Elders and Homelessness

Justice in Aging has a new report out on elders and homelessness.   You don't have to read too far to realize that what presents as a housing problem is at least as much a health care problem and an income support problem.  If a low income senior needs accessible housing  from the very lowest niche in the commercial housing market and has only SSI to spend (roughly 75 percent of the federal poverty level), they are in big trouble in many American cities.

Of course, so are many others.  Matthew Desmond's Evicted: Poverty and Profit in the American City makes it clear that single mothers with younger children are widely discriminated against in the private housing market while what little there is of residual public housing has become oriented toward elders and individuals with disabilities. And the competition for lowest rent housing is so fierce that the mere presence of children (representing hard wear and tear on the rental unit as well as possible  knowing eyes of government employees there to take stock of often sub-standard housing) is enough to force many families to disband or move from eviction to eviction — living as urban nomads with none of the attendant home and school stability children crave and need.

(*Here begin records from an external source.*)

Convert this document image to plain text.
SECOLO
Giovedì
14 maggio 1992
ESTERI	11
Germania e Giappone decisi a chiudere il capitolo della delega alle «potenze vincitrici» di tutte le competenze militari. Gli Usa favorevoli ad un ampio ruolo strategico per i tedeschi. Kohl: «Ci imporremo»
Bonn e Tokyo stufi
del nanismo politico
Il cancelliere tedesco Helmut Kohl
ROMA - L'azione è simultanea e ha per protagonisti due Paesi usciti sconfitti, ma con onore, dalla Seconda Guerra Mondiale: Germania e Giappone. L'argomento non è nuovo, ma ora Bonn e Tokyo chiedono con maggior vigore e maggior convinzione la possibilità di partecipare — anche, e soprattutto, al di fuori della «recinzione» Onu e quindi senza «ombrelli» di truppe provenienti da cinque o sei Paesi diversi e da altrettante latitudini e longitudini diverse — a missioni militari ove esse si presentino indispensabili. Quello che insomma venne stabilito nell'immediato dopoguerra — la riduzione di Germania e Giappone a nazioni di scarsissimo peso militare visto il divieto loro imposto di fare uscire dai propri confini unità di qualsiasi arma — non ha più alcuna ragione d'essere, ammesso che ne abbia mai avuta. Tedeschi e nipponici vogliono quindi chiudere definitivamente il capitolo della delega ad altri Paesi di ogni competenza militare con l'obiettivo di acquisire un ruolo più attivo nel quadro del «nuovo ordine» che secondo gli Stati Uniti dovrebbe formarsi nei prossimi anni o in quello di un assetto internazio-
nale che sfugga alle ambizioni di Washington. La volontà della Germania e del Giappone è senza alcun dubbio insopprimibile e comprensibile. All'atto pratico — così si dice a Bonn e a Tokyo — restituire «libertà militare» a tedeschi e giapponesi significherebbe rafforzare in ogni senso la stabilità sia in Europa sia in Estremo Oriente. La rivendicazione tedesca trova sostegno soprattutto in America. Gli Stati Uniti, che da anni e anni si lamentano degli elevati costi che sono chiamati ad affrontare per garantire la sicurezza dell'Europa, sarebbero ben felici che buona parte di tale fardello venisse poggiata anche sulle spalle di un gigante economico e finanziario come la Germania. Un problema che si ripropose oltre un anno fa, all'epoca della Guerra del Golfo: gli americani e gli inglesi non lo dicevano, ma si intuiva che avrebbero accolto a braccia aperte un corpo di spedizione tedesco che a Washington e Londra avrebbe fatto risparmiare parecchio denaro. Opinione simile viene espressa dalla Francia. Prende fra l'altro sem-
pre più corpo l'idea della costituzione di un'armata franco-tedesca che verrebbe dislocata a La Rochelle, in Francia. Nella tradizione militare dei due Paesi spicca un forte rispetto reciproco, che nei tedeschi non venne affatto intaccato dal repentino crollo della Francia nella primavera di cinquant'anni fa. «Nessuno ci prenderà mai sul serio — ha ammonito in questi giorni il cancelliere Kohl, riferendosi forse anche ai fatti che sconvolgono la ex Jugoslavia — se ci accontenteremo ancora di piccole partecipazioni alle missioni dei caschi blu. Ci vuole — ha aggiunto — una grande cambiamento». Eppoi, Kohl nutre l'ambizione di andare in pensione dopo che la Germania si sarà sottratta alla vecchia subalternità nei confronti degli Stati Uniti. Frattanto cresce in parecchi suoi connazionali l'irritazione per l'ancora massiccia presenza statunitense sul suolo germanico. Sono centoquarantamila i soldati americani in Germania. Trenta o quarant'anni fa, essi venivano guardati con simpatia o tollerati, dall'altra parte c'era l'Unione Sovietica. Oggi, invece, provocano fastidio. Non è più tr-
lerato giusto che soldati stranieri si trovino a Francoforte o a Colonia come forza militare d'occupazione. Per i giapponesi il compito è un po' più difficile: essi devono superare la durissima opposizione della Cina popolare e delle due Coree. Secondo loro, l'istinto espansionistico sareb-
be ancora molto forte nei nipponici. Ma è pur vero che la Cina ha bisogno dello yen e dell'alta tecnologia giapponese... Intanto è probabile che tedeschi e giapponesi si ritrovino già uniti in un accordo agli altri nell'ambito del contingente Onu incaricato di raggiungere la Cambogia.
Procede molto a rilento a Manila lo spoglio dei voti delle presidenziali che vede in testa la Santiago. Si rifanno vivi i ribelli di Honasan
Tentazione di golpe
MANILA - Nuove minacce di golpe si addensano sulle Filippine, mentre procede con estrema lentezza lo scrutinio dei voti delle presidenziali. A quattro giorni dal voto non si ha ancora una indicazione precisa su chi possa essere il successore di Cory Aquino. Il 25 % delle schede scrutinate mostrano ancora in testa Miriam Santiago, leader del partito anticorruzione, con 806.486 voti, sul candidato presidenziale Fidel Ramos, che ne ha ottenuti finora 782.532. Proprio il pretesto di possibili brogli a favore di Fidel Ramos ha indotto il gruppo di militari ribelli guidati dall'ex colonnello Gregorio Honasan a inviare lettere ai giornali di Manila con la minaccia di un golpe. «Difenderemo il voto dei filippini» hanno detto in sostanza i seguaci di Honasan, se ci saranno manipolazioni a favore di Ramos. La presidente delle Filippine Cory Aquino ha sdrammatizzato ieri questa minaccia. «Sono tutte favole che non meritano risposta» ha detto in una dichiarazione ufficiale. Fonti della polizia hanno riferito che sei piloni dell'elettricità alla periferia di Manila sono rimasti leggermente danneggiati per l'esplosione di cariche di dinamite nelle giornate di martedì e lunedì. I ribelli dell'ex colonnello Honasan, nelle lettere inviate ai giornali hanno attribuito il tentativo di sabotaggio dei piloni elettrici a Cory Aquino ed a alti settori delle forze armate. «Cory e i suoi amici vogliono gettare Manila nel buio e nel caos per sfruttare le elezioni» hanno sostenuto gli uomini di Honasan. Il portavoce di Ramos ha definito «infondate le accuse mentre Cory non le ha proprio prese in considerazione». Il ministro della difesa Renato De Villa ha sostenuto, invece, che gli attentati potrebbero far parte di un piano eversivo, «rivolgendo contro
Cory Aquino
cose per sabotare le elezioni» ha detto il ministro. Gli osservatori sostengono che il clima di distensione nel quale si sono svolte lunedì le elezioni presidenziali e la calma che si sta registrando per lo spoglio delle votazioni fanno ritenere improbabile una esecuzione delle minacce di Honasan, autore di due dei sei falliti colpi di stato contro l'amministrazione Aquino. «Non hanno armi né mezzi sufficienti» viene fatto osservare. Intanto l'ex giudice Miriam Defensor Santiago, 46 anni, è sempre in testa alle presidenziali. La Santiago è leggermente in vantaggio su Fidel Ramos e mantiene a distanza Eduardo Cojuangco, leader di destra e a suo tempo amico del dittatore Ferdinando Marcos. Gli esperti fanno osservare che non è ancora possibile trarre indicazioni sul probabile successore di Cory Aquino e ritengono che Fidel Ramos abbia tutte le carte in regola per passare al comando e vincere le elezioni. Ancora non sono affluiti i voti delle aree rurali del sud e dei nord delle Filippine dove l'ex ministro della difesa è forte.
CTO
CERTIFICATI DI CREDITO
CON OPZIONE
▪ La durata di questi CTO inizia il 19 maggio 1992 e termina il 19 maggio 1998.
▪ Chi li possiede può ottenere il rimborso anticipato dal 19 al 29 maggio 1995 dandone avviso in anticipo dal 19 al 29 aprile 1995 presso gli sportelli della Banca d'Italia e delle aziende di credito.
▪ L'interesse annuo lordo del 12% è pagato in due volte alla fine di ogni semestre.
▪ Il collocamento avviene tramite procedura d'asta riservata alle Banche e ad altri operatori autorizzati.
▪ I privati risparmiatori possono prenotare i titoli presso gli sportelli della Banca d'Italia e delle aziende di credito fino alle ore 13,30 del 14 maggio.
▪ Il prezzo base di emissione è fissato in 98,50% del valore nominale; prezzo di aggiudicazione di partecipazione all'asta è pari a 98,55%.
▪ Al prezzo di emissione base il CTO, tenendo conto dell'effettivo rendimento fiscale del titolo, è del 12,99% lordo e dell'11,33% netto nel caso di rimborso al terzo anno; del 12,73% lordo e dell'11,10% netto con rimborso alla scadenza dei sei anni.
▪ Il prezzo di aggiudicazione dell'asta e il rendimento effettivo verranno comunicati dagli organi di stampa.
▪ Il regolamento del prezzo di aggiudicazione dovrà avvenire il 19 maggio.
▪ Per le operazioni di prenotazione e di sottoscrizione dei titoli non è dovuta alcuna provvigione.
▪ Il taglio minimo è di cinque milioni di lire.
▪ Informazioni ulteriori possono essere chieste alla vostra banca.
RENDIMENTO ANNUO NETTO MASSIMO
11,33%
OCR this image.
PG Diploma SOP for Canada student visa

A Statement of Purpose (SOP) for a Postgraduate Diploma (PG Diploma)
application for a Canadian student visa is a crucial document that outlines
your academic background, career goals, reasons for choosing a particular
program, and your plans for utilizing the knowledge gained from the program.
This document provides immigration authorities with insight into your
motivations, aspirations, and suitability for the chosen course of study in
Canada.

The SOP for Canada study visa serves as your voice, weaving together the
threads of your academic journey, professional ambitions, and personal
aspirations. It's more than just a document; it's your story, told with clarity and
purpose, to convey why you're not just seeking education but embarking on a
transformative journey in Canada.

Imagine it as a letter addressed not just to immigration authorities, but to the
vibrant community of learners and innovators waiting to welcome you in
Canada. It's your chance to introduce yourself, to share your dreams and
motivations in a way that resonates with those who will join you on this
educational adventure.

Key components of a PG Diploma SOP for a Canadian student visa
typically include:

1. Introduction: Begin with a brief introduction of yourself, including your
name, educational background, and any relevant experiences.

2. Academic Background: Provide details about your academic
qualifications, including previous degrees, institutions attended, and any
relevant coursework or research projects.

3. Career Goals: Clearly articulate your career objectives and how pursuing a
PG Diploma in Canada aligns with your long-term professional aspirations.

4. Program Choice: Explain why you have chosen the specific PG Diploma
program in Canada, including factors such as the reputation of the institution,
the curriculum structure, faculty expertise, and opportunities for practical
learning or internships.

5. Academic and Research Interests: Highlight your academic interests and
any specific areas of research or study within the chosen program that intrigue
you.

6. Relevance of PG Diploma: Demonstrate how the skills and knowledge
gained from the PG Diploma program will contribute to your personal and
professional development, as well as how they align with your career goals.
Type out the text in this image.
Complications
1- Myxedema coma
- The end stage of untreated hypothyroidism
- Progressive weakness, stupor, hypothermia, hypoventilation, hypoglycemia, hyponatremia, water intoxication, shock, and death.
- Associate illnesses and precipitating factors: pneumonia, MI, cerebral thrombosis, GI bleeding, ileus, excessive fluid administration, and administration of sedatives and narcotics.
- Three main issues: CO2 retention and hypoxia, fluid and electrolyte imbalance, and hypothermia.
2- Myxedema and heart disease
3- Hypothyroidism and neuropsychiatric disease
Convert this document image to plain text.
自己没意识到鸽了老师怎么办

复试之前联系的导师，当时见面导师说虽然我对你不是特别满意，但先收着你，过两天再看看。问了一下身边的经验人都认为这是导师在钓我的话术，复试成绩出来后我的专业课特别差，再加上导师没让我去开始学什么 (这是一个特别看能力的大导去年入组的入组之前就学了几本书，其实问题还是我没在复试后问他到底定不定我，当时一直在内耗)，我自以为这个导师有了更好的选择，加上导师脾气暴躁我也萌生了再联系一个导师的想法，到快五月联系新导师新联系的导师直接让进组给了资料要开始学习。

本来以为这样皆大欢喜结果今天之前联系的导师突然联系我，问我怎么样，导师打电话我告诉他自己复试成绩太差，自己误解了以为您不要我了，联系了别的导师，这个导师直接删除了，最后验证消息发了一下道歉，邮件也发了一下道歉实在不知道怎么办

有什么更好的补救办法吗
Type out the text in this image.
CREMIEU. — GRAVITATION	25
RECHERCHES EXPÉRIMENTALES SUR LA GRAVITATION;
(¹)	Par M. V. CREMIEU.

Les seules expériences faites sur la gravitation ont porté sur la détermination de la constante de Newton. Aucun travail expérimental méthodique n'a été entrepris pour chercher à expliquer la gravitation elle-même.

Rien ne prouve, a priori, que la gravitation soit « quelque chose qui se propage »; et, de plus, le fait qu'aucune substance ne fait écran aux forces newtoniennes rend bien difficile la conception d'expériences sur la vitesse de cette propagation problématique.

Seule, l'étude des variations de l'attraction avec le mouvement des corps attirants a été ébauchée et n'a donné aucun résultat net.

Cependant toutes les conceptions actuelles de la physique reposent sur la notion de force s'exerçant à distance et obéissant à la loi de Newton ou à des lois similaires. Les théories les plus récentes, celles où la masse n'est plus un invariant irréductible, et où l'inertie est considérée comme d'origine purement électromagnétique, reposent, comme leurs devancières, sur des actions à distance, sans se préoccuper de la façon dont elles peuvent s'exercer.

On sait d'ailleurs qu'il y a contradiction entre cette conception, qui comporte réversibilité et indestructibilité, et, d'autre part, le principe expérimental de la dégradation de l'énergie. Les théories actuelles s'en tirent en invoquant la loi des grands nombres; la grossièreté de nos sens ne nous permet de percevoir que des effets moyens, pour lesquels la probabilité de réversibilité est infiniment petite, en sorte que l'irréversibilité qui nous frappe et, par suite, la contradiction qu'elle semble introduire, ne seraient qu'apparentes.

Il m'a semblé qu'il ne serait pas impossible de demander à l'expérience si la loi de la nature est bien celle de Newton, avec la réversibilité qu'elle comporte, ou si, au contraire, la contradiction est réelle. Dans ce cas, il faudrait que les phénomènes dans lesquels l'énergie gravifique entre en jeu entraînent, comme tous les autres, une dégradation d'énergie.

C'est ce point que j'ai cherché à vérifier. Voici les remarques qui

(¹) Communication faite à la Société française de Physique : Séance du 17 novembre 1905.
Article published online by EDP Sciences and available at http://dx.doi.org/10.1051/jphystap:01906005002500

The irony that urban rental prices are astonishingly high in the poorest neighborhoods, mostly because they can be, means that rents are paid that might buy better housing and environment elsewhere. Evicted is a clear-eyed look a the winners and losers in a housing system uninterested in housing stability for the families involved. It is, after all, in the churn that money is made.  Many evictions and encounters with the law later, I can only wonder where these single mother heads of household will live in their own years as elders.